What separates terrestrial radio from podcasts?
AUDIENCE: On Current.org’s podcast The Pub, radio researcher Fred Jacobs identifies two very different age demographics that are tuning into public radio content: millennials and baby boomers. In numbers, millennial listening still trails behind the 50+ age set, though it’s steadily growing. Younger audiences are not only much more likely to listen on-demand through podcast apps, Jacobs says, but they’re also listening for different reasons—more than boomers, younger listeners turn to public radio to learn.
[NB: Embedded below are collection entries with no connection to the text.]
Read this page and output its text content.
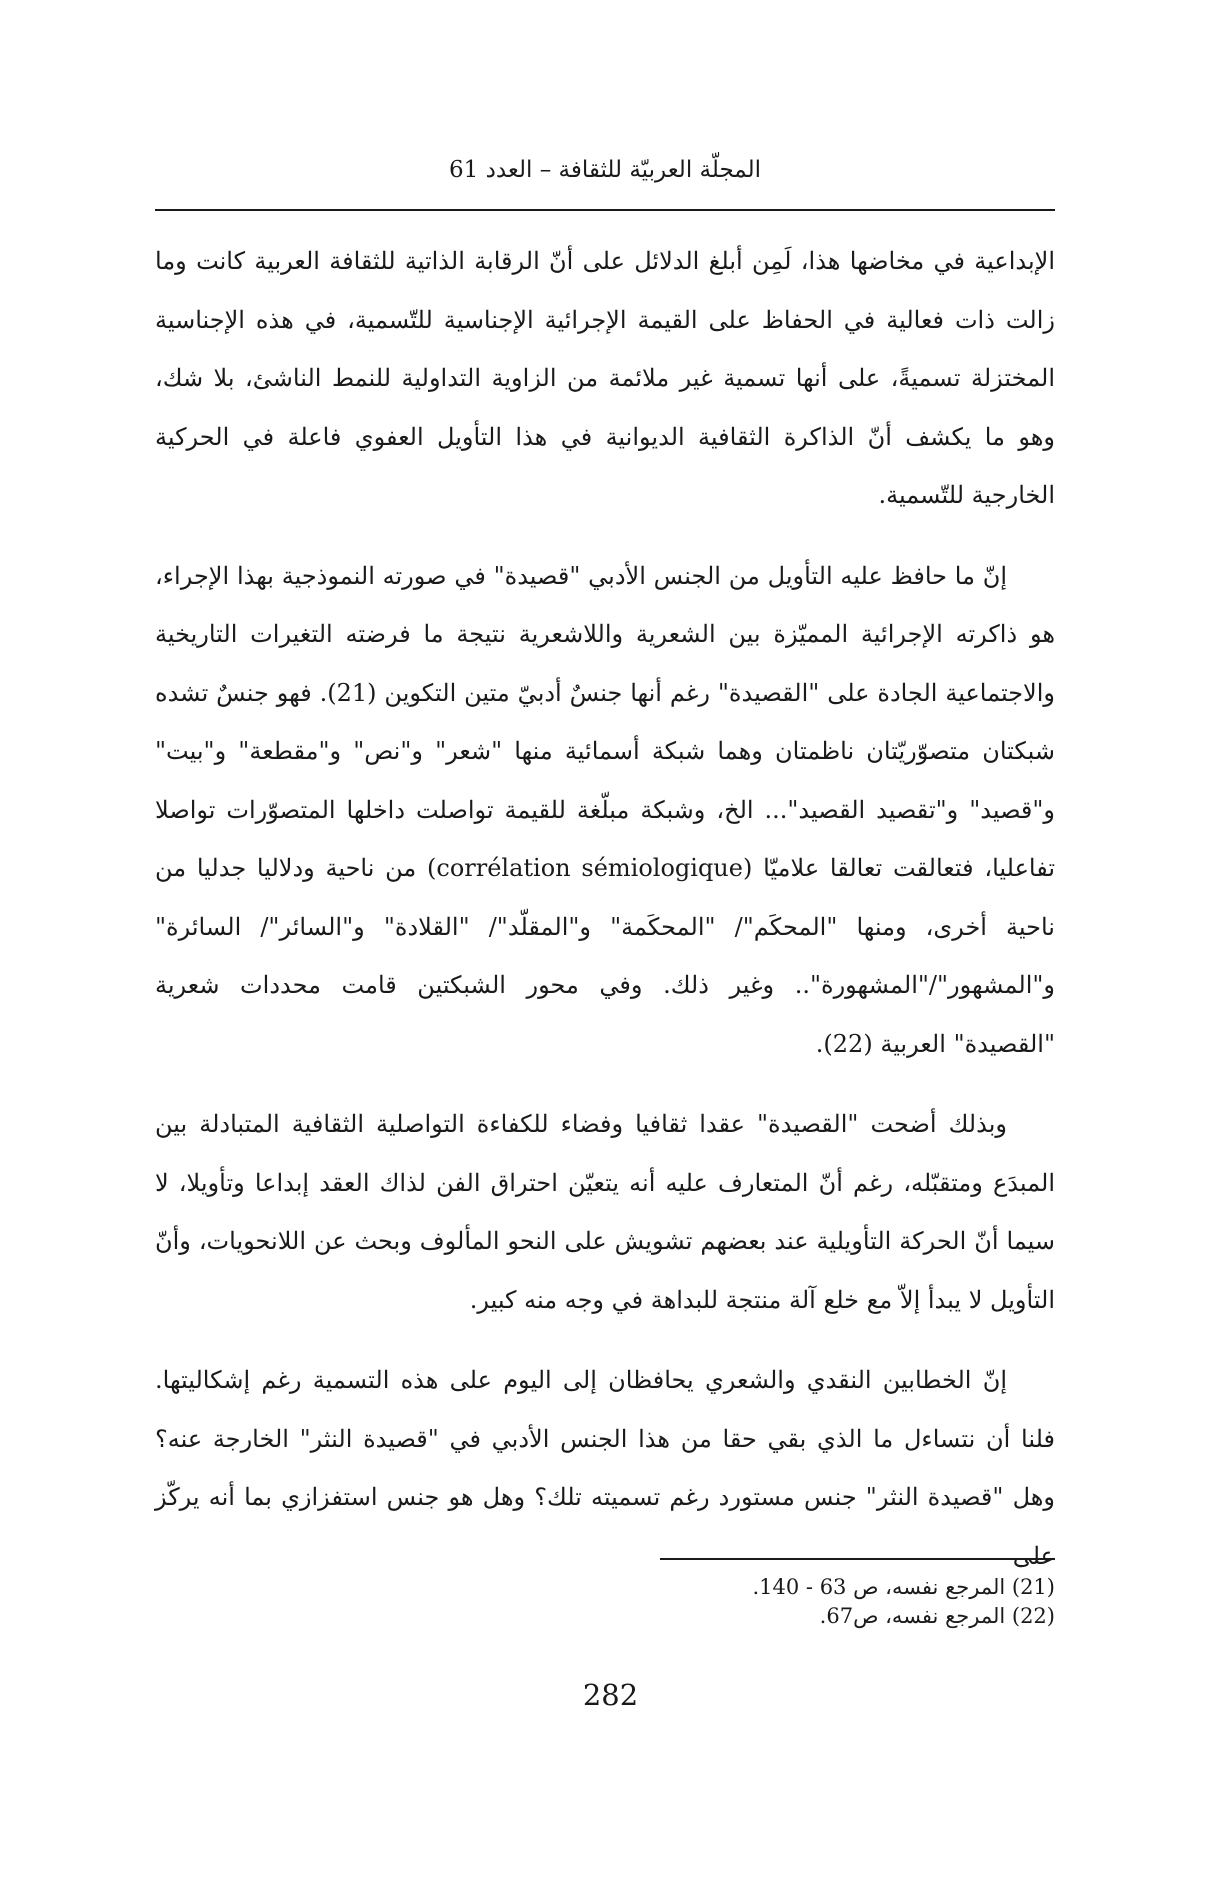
المجلّة العربيّة للثقافة – العدد 61

الإبداعية في مخاضها هذا، لَمِن أبلغ الدلائل على أنّ الرقابة الذاتية للثقافة العربية كانت وما زالت ذات فعالية في الحفاظ على القيمة الإجرائية الإجناسية للتّسمية، في هذه الإجناسية المختزلة تسميةً، على أنها تسمية غير ملائمة من الزاوية التداولية للنمط الناشئ، بلا شك، وهو ما يكشف أنّ الذاكرة الثقافية الديوانية في هذا التأويل العفوي فاعلة في الحركية الخارجية للتّسمية.

إنّ ما حافظ عليه التأويل من الجنس الأدبي "قصيدة" في صورته النموذجية بهذا الإجراء، هو ذاكرته الإجرائية المميّزة بين الشعرية واللاشعرية نتيجة ما فرضته التغيرات التاريخية والاجتماعية الجادة على "القصيدة" رغم أنها جنسٌ أدبيّ متين التكوين (21). فهو جنسٌ تشده شبكتان متصوّريّتان ناظمتان وهما شبكة أسمائية منها "شعر" و"نص" و"مقطعة" و"بيت" و"قصيد" و"تقصيد القصيد"... الخ، وشبكة مبلّغة للقيمة تواصلت داخلها المتصوّرات تواصلا تفاعليا، فتعالقت تعالقا علاميّا (corrélation sémiologique) من ناحية ودلاليا جدليا من ناحية أخرى، ومنها "المحكَم"/ "المحكَمة" و"المقلّد"/ "القلادة" و"السائر"/ السائرة" و"المشهور"/"المشهورة".. وغير ذلك. وفي محور الشبكتين قامت محددات شعرية "القصيدة" العربية (22).

وبذلك أضحت "القصيدة" عقدا ثقافيا وفضاء للكفاءة التواصلية الثقافية المتبادلة بين المبدَع ومتقبّله، رغم أنّ المتعارف عليه أنه يتعيّن احتراق الفن لذاك العقد إبداعا وتأويلا، لا سيما أنّ الحركة التأويلية عند بعضهم تشويش على النحو المألوف وبحث عن اللانحويات، وأنّ التأويل لا يبدأ إلاّ مع خلع آلة منتجة للبداهة في وجه منه كبير.

إنّ الخطابين النقدي والشعري يحافظان إلى اليوم على هذه التسمية رغم إشكاليتها. فلنا أن نتساءل ما الذي بقي حقا من هذا الجنس الأدبي في "قصيدة النثر" الخارجة عنه؟ وهل "قصيدة النثر" جنس مستورد رغم تسميته تلك؟ وهل هو جنس استفزازي بما أنه يركّز على

(21) المرجع نفسه، ص 63 - 140.
(22) المرجع نفسه، ص67.
282
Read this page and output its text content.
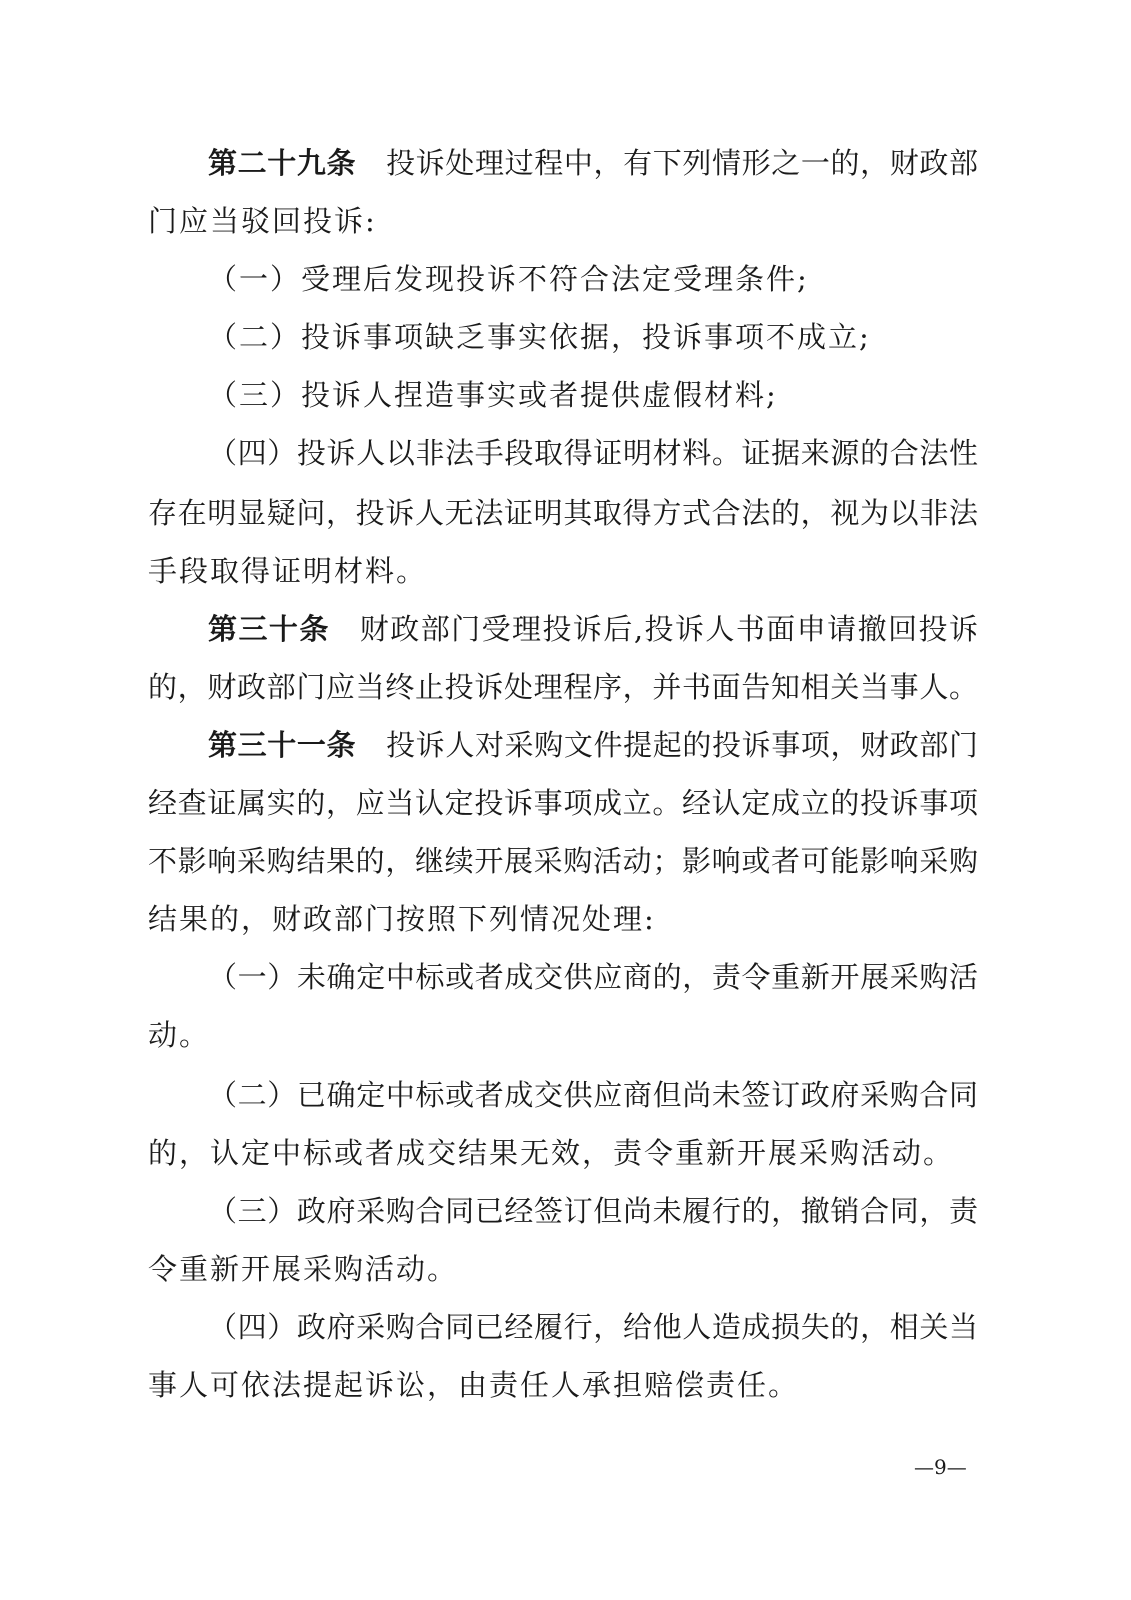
第二十九条 投诉处理过程中，有下列情形之一的，财政部
门应当驳回投诉:
（一）受理后发现投诉不符合法定受理条件;
（二）投诉事项缺乏事实依据，投诉事项不成立;
（三）投诉人捏造事实或者提供虚假材料;
（四）投诉人以非法手段取得证明材料。证据来源的合法性
存在明显疑问，投诉人无法证明其取得方式合法的，视为以非法
手段取得证明材料。
第三十条 财政部门受理投诉后,投诉人书面申请撤回投诉
的，财政部门应当终止投诉处理程序，并书面告知相关当事人。
第三十一条 投诉人对采购文件提起的投诉事项，财政部门
经查证属实的，应当认定投诉事项成立。经认定成立的投诉事项
不影响采购结果的，继续开展采购活动；影响或者可能影响采购
结果的，财政部门按照下列情况处理:
（一）未确定中标或者成交供应商的，责令重新开展采购活
动。
（二）已确定中标或者成交供应商但尚未签订政府采购合同
的，认定中标或者成交结果无效，责令重新开展采购活动。
（三）政府采购合同已经签订但尚未履行的，撤销合同，责
令重新开展采购活动。
（四）政府采购合同已经履行，给他人造成损失的，相关当
事人可依法提起诉讼，由责任人承担赔偿责任。
—9—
FORMAT: Beyond public radio, the question arises, what is the relationship between radio listening and podcast listening as a whole? At Harvard’s HUBWEEK panel, Radiotopia podcaster Benjamin Walker (Theory of Everything) went so far as to suggest that the relationship between podcasts and public radio is illusory to begin with: “In my opinion, the thread between public radio and podcasts doesn’t exist…There is something to this actual [podcast] medium itself. It’s different than radio. You can’t use the same tricks.”
METRICS: Broadcast radio and podcast listening are measured differently. On a16z Podcast’s “Podcast about Podcasts,” 99% Invisible host Roman Mars compares the metrics available for broadcast vs. podcasts. Mars argues that the real difference isn’t the quality of data, but its standardization: “I always get kind of confused by the talk of how podcasts don’t have good data. Because I worked in radio and we just sort of agreed on a lie together about what ratings meant.” Host Sonal Chokshi counters that because podcasts are digital, they offer the potential for more listening data that could offer insights to advertisers and publishers alike: “When you come from the web world…it’s very frustrating to not be able to know [how many people are listening and when people dropped off].”